Husband pleads guilty to $1.8m securities fraud after eavesdropping on wife’s calls about acquisition

Deal details overheard as couple worked together in remote office.

The husband of a former BP merger and acquisitions manager has admitted making nearly $1.8m by using information he gleaned from eavesdropping on his wife’s phone calls while she worked remotely.

Tyler Loudon of Houston, Texas, pleaded guilty to securities fraud last Thursday, admitting to buying 46,450 shares of stock in the truck stop and travel center company TravelCenters of America after he heard his wife discuss her employer’s proposed acquisition of it, according to a complaint filed in the Southern District of Texas (SDT).

Alamdar S Hamdani, the US attorney for the SDT, said Loudon had pleaded guilty to securities fraud in the Justice Department’s criminal action. Loudon also reached a partial judgment with the SEC, which has filed civil charges against him.

Loudon’s sentencing has been set for May 17, and he faces up to five years in prison and a fine of up to $250,000.

Illegal share purchases

Loudon and his wife (who was not named in the court documents) were working remotely together in a small Airbnb during a trip to Rome in December 2022 as she handled BP’s possible acquisition of TravelCenters.

On February 16, 2023, TravelCenters of America announced that it had agreed to be acquired by BP, sending its stock prices soaring by 70.8%. At that point, Loudon immediately sold all of his stock, which he had bought without his wife’s knowledge, according to court documents.

Loudon’s wife told her supervisor, and she was placed on administrative leave and later had her employment terminated.

Loudon began buying TravelCenters of America stock in December 2022. Over the next seven weeks, he sold approximately $2.16m in positions from his individual brokerage account and Roth IRA to purchase more of the company’s stock, saying nothing to his wife, prosecutors said.

The SEC’s complaint said that Loudon’s wife had started to work on BP’s proposed acquisition of TravelCenters of America in early 2022. She and Loudon, who is employed at a publicly traded company, often worked in home offices within 20 feet of each other. 

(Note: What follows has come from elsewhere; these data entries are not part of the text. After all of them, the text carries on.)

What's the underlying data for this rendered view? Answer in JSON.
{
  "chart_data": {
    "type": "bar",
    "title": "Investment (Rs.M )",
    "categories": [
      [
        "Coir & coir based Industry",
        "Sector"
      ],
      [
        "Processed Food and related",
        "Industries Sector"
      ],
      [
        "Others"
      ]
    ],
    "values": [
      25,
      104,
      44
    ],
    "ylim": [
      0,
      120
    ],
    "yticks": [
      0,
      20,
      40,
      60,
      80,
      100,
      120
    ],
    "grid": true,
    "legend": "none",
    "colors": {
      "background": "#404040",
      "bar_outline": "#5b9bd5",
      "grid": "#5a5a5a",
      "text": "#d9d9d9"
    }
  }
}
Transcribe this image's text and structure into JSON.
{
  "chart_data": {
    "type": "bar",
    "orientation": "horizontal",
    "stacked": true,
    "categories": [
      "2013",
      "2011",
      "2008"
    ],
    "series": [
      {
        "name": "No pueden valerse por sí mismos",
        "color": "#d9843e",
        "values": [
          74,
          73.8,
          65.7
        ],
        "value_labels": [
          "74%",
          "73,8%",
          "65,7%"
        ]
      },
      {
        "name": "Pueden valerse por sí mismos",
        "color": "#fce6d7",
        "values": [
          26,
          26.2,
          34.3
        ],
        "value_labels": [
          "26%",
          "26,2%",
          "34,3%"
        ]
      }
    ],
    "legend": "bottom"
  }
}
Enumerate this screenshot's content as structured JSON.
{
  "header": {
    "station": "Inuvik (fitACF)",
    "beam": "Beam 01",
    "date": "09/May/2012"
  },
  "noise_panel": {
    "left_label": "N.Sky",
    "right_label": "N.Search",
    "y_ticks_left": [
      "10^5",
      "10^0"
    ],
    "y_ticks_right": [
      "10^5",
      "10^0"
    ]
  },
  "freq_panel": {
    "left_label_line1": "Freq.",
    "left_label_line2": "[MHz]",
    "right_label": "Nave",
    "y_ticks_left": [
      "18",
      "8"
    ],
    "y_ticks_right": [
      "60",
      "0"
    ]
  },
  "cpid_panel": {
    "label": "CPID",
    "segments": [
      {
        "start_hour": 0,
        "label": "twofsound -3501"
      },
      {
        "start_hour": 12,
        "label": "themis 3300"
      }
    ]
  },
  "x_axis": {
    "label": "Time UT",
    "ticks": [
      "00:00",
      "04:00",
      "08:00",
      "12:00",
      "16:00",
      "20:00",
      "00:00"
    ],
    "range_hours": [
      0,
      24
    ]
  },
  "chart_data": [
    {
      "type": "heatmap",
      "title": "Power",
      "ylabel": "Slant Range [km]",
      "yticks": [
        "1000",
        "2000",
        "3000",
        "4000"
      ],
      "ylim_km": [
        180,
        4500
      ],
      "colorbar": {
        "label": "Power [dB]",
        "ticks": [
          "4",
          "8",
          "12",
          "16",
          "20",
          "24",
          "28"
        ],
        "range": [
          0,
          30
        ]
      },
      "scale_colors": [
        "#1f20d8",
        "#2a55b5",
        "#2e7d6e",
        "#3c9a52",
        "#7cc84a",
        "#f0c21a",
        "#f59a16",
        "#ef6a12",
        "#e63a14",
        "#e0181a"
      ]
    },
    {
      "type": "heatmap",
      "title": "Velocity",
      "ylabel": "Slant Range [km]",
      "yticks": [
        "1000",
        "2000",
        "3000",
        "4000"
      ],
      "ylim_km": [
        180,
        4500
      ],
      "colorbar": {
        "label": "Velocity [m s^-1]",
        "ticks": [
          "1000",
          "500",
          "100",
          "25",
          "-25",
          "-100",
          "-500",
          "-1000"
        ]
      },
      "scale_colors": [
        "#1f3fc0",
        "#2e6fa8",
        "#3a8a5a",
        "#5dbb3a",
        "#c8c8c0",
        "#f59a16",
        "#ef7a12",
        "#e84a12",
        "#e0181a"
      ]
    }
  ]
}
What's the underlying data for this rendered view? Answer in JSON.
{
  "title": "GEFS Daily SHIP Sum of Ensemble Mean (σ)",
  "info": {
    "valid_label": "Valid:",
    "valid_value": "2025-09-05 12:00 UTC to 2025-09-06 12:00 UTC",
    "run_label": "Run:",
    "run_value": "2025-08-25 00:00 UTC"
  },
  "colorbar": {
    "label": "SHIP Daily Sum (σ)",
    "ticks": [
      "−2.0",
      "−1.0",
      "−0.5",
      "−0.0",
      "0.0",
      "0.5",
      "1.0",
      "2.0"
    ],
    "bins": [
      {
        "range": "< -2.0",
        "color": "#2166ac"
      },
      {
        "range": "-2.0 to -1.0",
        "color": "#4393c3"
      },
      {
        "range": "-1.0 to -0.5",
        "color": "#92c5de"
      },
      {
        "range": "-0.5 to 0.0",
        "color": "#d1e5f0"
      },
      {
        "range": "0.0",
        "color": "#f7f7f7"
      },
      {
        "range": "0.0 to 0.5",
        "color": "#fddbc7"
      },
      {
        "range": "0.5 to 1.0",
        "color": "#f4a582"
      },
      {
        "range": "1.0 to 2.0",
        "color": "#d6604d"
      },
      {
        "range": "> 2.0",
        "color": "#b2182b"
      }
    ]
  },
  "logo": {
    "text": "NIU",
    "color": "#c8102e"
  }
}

After the merger was announced publicly, the Financial Industry Regulatory Authority requested from BP a list of people who were “in the know” about the TravelCenters acquisition before it happened, the complaint said.

Around that time, Loudon’s wife mentioned to Loudon that BP’s lawyers were asking for personal information from a colleague. After she told Loudon that she thought other employees would come under similar scrutiny, he told her about his stock purchases.

Loudon’s wife told her supervisor, and she was placed on administrative leave and later had her employment terminated. She filed to divorce Loudon in June, according to the SEC complaint.

In addition to the fine, the SEC has asked the court to ban him from acting as an officer or director of any US-listed company.

GRIP comment

When working in an office, employers can exercise control by overseeing employees, maintaining physical control over documents, domains, files, and electronic devices, and ensuring that employees use its secure network. Also, meetings with employees or clients are generally conducted in the privacy of the employer’s office.

Some of that control is lost with remote-working arrangements – even if certain tracking can be conducted by monitoring computer and work-issued phone use. This means employers need to update their work-from-home policies and procedures to prevent all confidentiality concerns, even those that are uncomfortable to bring up.

“Be careful what you talk about in front of your spouse and other family members,” is not exactly the conversation compliance officers yearn to have with employees. But it has to happen. And that communication has to be blunt and repeated.

Training is essential and must include a description of the disposal procedure for confidential or sensitive business information (for example, are employees allowed to shred or dispose of documents at home?) and exactly how they must shut down and secure their remote workstations at the end of the day.

There must be a well-understood method for reporting missing devices, lost confidential information, and for admitting that confidential details were shared or might have been overheard.

Nothing changes the fact, though, that spousal conversations and interactions are unique, and the potential for misuse of data can be significantly underappreciated.

The message to employees is like the cybersecurity resilience one: It is everyone’s duty at the organization to protect the security of the business’s information so it does not suffer from any adverse consequences from the divulgence of trade secrets.

And everyone is charged with having a secure means for employee communication on work-related matters, especially anything that could be considered material, nonpublic information.

Legal counsel should assist with reviewing policies, practices, and procedures to ensure they are timely, provide adequate protection, and don’t illegally infringe on privacy laws.

And consider using this this case as an example in your training, memos, alerts, and so on. It has multiple negative endings and should resonate.